È su questo che batte la diplomazia della Santa Sede. Che guarda con attenzione anche ai negoziati al di fuori del contesto delle Nazioni Unite, dove i negoziati possono essere bloccati dalla resistenza di Paesi particolarmente influenti, come è accaduto all’ultima conferenza di New York. I risultati della “nuova diplomazia” sono stati sorprendenti. Due esempi: la Convenzione delle mine antipersona e la Convenzione delle munizioni a grappolo, che sono stati adottati fuori il contesto delle Conferenze sul disarmo.
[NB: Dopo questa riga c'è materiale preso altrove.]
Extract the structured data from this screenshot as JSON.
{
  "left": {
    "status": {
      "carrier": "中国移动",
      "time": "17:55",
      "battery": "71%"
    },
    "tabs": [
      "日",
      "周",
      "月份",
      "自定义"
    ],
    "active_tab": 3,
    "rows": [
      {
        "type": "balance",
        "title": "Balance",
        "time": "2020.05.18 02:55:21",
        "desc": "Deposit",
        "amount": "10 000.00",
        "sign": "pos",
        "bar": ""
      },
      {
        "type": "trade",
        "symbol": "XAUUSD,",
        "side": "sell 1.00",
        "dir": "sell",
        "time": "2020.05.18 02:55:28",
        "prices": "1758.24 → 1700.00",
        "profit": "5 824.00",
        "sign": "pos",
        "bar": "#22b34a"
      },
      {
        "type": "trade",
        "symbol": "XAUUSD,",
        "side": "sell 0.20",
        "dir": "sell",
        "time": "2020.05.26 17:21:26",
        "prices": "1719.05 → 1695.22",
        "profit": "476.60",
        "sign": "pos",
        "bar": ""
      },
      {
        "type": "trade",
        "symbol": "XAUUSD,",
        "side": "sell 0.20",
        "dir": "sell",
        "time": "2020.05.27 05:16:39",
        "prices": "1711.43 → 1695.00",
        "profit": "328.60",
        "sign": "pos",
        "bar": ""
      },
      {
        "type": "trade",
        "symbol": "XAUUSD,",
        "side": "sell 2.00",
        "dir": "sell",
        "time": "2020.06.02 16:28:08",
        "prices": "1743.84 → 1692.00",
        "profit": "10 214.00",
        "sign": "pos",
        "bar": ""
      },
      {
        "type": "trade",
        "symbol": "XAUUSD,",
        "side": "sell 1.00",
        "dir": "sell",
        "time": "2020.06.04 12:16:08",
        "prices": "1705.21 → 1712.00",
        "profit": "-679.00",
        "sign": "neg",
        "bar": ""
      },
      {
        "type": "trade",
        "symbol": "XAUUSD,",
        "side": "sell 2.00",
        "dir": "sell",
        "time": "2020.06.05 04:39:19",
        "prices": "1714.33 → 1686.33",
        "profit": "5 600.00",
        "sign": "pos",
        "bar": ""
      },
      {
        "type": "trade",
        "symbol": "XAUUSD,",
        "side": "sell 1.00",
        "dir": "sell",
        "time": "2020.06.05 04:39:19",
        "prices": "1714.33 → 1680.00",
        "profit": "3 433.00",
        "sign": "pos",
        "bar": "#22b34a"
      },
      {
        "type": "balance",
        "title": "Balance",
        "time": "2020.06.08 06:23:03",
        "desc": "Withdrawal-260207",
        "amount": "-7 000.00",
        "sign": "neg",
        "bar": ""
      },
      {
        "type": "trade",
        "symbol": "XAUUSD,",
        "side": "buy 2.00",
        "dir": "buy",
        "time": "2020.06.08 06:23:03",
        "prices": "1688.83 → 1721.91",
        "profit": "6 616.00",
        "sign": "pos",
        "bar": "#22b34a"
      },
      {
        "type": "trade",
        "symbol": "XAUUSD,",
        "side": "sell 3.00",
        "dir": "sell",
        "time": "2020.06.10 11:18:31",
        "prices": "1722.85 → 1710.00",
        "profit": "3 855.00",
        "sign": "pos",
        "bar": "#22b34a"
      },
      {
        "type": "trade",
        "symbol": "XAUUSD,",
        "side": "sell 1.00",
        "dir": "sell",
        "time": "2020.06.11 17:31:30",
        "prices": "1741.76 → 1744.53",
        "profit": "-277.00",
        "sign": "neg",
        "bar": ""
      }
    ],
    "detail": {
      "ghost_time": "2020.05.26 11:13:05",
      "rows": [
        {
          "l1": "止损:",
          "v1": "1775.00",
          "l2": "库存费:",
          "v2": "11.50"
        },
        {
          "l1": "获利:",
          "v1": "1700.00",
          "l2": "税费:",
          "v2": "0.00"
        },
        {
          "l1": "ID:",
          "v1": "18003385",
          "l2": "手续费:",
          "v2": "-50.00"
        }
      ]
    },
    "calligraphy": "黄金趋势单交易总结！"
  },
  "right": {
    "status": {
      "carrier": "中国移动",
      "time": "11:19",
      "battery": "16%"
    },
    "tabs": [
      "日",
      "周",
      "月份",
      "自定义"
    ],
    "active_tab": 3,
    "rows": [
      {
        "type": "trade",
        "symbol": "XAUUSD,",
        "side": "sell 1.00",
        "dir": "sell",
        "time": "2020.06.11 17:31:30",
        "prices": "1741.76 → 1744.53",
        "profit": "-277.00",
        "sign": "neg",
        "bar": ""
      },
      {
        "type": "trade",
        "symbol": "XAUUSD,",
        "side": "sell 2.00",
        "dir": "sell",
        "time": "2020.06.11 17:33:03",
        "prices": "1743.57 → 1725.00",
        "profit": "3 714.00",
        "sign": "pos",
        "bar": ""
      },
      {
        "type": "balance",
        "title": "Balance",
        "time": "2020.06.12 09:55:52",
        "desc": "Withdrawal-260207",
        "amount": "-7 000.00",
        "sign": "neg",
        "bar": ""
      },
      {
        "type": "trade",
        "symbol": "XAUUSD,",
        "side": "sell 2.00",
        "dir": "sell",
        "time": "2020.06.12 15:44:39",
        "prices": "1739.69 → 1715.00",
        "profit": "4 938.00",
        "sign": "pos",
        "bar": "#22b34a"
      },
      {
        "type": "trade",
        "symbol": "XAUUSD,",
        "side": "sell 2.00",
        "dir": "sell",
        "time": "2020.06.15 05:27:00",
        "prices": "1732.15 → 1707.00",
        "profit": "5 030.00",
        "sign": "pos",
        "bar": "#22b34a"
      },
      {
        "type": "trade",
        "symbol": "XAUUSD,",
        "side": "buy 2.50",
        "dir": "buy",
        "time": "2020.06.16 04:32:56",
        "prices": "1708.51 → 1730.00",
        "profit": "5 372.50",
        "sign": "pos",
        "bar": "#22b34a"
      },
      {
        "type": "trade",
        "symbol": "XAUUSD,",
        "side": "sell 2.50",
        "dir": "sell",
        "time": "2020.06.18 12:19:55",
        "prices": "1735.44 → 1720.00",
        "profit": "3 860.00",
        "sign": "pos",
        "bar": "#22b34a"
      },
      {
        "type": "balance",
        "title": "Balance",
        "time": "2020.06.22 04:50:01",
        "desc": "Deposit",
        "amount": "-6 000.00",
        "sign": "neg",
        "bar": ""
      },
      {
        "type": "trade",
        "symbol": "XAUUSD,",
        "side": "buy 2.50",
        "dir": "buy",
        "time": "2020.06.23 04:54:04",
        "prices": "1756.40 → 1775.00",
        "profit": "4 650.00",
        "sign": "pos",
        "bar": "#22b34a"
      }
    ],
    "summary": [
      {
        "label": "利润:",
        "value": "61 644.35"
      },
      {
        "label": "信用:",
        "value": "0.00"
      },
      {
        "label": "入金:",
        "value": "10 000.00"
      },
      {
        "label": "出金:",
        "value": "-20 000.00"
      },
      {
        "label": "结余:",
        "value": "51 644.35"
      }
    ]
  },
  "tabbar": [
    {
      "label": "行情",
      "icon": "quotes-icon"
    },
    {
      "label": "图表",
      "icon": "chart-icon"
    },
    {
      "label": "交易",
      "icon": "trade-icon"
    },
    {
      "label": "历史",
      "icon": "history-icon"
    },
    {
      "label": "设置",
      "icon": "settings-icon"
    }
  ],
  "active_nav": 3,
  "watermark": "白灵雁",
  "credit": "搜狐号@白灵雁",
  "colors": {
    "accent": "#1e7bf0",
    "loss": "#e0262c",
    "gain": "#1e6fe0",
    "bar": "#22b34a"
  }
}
Questo modello di attività diplomatica mostra gli effetti reali della dottrina sociale della Chiesa e la grande valenza del principio di sussidiarietà, per cui il disarmo non interessa solo gli Stati e i canali classici della diplomazia. Ovviamente, non è da sottovalutare la diplomazia delle religioni In Passato la Lettera pastorale su guerra e pace nell’era nucleare pubblicata dai vescovi degli Stati Uniti nel 1983 offrì un notevole contributo al dibattito delle armi nucleari in piena guerra fredda. E più di recente le Conferenze Episcopali di Scozia, Inghilterra e Galles sono state protagoniste di una grande campagna pubblica contro il rinnovo del sistema nucleare Trident della Gran Bretagna.
A livello più ampio, i frutti del lavoro diplomatico della Santa Sede sono disseminati come perle all’interno di documenti di varia natura. Per esempio, il diritto all’assistenza alla vittime delle bombe a grappolo, una battaglia combattuta dalla Santa Sede alla stesura della Convenzione Internazionale di Dublino nel 2008. La convenzione sarà firmata ad Oslo nello stesso anno, e la Santa Sede sarà tra i primissimi firmatari.
È a partire da tutto questo background che la Santa Sede si è mossa a New York, e continuerà a muoversi. Nella prospettiva della Dottrina Sociale della Chiesa, resta ferma la centralità della persona umana. Questo approccio rende il disarmo una sfida forse più impegnativa, perché legata al risanamento dei cuori. Ma più coerente alla prospettiva del disarmo integrale e del bene comune.